Hello, dear friend, you can consult us at any time if you have any questions, add WeChat: daixieit

STAT 4051: Homework 5

Due: Friday, Dec 1 at 5:00 pm on Canvas.

Please submit your solutions as one single PDF file. You do not need to submit your code. Do not submit an Rmarkdown, or Jupyter file. You can use these tools to generate your results, but you are required to submit your solutions as a PDF file. You can include your hand-written part (if any) as a figure. Make sure they are directly readable.

Honor Policy: You may discuss homework problems with others, but you must finish your assignment independently based on your own understanding. Copying others’ works is not allowed. Please indicator your collaborators.

(10 pts)   Problem 1   The file ”IsingHW6.Rda” has two objects there:

• X: 1004×20 binary data matrix with Xij ∈ {0, 1}. Each column in the data corresponds to a neuron in the human body, and each row corresponds to a stimulus in experiments about neuron activation. In particular, if Xij = 1, we know that in the ith experiment, the jth neuron is activated.

• A: 20 × 20 binary matrix such that Aij = 1 means neuron i and neuron j is spatially adjunct to each other. So A also gives a graph relation between the neurons.

Fit the Ising model on the data for a sequence of λ values to produce a sequence of estimated graphs. Compare your estimated graphs with the spatial graph from A. What are the similarities or dissimilarities between them? Pick one from your estimated graphs that looks the most similar to the A graph. Comment on the comparison.

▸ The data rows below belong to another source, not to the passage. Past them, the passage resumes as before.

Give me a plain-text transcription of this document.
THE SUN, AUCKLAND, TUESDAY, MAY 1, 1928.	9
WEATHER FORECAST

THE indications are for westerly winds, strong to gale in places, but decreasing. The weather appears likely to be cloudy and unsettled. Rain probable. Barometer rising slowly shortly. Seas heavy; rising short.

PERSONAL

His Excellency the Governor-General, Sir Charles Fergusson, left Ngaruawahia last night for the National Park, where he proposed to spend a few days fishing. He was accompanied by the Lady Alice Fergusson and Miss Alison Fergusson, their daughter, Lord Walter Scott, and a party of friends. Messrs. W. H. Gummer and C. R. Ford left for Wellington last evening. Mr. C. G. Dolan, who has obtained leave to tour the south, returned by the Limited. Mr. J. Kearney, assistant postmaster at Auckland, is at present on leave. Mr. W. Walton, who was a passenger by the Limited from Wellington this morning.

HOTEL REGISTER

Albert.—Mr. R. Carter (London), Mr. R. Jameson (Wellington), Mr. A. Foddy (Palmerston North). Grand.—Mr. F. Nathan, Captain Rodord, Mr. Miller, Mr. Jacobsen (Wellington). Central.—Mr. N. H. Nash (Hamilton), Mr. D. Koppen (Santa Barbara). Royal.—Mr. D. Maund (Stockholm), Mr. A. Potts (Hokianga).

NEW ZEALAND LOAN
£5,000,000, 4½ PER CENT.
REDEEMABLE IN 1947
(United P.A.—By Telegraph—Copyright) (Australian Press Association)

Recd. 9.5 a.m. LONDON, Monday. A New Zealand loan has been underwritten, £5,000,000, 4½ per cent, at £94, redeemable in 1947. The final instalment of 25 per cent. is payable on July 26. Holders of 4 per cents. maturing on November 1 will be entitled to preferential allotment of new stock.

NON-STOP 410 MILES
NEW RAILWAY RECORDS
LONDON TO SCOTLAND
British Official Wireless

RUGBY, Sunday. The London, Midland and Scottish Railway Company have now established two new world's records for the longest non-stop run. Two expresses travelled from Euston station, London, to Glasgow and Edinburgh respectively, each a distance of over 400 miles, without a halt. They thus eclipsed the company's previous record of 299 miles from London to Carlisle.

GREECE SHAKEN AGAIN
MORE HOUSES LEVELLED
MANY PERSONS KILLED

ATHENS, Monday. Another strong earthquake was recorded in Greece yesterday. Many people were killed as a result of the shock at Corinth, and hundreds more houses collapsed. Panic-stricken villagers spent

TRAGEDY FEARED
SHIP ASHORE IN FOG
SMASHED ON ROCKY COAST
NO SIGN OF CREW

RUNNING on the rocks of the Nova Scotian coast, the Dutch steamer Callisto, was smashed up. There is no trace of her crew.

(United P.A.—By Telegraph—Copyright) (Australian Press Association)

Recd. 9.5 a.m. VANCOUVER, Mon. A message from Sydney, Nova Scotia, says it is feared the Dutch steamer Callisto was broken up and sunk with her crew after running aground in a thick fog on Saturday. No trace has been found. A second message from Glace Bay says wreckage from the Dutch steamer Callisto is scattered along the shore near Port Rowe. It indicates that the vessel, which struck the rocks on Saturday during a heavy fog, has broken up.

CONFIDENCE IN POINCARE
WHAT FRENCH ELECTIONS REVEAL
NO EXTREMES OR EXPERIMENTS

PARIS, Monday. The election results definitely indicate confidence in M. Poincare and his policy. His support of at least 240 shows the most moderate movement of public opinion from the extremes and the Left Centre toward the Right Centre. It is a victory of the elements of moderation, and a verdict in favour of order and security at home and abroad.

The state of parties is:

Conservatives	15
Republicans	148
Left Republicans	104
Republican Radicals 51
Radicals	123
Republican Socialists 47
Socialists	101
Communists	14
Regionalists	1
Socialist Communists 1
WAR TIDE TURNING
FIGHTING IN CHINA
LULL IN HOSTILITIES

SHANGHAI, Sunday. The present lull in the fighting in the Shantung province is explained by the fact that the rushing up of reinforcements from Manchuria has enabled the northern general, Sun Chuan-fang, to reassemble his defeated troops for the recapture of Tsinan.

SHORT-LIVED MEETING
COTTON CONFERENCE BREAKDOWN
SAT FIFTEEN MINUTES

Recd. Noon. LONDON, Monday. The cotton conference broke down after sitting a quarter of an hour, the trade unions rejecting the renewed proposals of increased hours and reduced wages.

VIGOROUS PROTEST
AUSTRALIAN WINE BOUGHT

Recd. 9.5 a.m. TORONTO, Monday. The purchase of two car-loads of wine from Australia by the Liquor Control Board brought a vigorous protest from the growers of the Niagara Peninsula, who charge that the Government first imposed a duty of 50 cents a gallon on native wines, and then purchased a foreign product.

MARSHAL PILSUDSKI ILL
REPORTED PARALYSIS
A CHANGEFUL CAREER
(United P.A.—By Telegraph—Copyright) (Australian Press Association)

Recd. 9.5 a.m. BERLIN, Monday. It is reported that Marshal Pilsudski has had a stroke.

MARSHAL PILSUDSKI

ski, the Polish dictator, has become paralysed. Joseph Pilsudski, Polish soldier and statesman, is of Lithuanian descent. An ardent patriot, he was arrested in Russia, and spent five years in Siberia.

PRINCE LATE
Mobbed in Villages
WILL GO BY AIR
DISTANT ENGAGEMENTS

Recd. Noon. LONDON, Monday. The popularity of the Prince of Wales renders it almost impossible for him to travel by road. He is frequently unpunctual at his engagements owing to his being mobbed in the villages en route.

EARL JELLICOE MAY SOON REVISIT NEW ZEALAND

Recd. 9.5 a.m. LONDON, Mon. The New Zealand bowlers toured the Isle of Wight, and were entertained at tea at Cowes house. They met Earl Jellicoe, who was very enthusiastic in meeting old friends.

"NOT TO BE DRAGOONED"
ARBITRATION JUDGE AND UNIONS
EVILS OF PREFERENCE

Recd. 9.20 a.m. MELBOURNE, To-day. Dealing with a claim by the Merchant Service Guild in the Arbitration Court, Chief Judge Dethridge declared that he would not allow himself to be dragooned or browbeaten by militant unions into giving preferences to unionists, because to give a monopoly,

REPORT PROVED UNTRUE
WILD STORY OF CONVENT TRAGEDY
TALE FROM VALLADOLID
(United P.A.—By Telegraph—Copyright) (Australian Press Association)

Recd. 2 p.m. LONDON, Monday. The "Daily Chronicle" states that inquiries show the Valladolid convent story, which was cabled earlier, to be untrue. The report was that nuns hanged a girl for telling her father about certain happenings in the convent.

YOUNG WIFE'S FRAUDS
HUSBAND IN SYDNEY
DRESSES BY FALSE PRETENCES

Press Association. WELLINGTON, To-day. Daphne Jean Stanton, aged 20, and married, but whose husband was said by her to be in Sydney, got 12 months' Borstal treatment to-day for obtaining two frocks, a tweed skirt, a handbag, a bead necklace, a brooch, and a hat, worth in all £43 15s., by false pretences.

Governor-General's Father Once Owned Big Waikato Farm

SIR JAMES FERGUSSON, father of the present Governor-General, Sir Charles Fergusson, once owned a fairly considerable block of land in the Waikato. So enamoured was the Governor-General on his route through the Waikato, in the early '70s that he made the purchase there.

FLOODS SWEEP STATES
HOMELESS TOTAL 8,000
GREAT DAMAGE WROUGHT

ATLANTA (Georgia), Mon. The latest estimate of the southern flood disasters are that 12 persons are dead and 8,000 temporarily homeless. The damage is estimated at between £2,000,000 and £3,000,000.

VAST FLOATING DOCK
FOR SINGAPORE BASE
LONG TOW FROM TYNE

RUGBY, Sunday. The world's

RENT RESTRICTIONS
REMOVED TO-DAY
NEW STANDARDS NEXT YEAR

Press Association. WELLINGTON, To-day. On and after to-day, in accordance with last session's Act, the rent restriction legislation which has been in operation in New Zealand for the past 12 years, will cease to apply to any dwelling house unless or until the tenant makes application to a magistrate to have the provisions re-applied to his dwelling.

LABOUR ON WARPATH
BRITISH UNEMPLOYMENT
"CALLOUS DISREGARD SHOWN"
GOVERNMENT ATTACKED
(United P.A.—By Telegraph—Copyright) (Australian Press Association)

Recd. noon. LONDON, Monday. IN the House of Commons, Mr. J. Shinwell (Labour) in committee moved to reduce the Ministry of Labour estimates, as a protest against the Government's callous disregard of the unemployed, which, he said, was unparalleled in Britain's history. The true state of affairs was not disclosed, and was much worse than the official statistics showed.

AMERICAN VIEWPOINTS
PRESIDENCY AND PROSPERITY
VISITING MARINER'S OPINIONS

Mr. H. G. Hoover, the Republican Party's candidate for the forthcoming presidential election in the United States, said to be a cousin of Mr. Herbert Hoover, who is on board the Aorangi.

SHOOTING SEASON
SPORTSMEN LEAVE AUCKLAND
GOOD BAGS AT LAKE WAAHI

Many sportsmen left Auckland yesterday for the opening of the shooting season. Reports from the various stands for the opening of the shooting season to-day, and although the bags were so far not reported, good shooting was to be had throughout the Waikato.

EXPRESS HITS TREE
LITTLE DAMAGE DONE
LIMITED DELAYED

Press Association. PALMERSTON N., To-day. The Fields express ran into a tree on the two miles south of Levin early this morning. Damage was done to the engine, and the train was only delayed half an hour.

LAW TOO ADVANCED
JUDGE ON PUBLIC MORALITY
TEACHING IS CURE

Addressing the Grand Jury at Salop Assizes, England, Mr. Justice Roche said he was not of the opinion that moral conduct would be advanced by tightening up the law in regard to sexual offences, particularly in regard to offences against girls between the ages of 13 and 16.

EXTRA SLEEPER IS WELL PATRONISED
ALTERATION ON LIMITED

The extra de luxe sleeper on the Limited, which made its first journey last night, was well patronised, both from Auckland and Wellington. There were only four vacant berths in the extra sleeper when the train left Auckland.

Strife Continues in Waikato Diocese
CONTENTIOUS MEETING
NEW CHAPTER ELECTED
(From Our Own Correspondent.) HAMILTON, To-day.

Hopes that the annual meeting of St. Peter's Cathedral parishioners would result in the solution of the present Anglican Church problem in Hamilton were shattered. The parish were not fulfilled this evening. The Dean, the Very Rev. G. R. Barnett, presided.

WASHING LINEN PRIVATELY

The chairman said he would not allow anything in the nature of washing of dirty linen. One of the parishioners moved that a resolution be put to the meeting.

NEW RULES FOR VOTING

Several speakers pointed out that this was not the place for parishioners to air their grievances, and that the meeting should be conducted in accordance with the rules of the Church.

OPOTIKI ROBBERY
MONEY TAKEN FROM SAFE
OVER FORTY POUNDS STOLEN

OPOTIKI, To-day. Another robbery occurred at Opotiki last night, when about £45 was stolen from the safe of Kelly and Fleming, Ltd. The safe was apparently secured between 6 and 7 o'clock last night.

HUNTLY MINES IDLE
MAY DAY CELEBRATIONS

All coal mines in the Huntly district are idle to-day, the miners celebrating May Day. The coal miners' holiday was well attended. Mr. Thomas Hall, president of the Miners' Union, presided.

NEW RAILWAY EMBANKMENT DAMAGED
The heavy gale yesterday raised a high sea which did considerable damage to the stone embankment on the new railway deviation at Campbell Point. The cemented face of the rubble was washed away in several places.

(5 pts)   Problem 2   Recall the problem in HW 5 about the stock data. Start from your matrix X, which is the matrix of log returns. First, standardize your X matrix such that the column means are zero and the column variance is 1. Denote this one by Y .

Previously, in HW5, we fitted a Gaussian graphical model in X’s correlation matrix, which corresponds to Y covariance matrix. Note that we assume each row follows a 10-dim normal distribution N(0, Σ). Last time, you picked the tuning parameter λ by looking at the graph. This time, we find the best parameter by model validation as follows:

• Split your Y by the first 60 rows and last 19 rows and denote them by Y(1) (training) and Y(2) (validation).

• Then use Y(1) as your data to fit a Gaussian graphical model for a sequence of λ values.

• For each λ, you will obtained an estimated covariance matrix ˆΣ. Calculate the corre-sponding log-likelihood of Y (2) based on the currently estimated model N(0, ˆΣ). (Hint: in R, you can use dmvnorm in the R package emdbook for it. Use ?dmvnorm to see the instructions.)

• Select the λ giving the highest log-likelihood of the data as the selected λ

• Use that selected λ to fit the Gaussian graphical model again, but based on the full data set Y. Return it as your final model.

Questions:

1. Plot the graph structure of your final model. Compare it with the one you used in HW5. Comment.

2. The above procedure can be seen as a validation set approach for model selection. Do you think it would make sense to use a K-fold cross-validation or leave-one-out cross-validation approach in this setting? Why?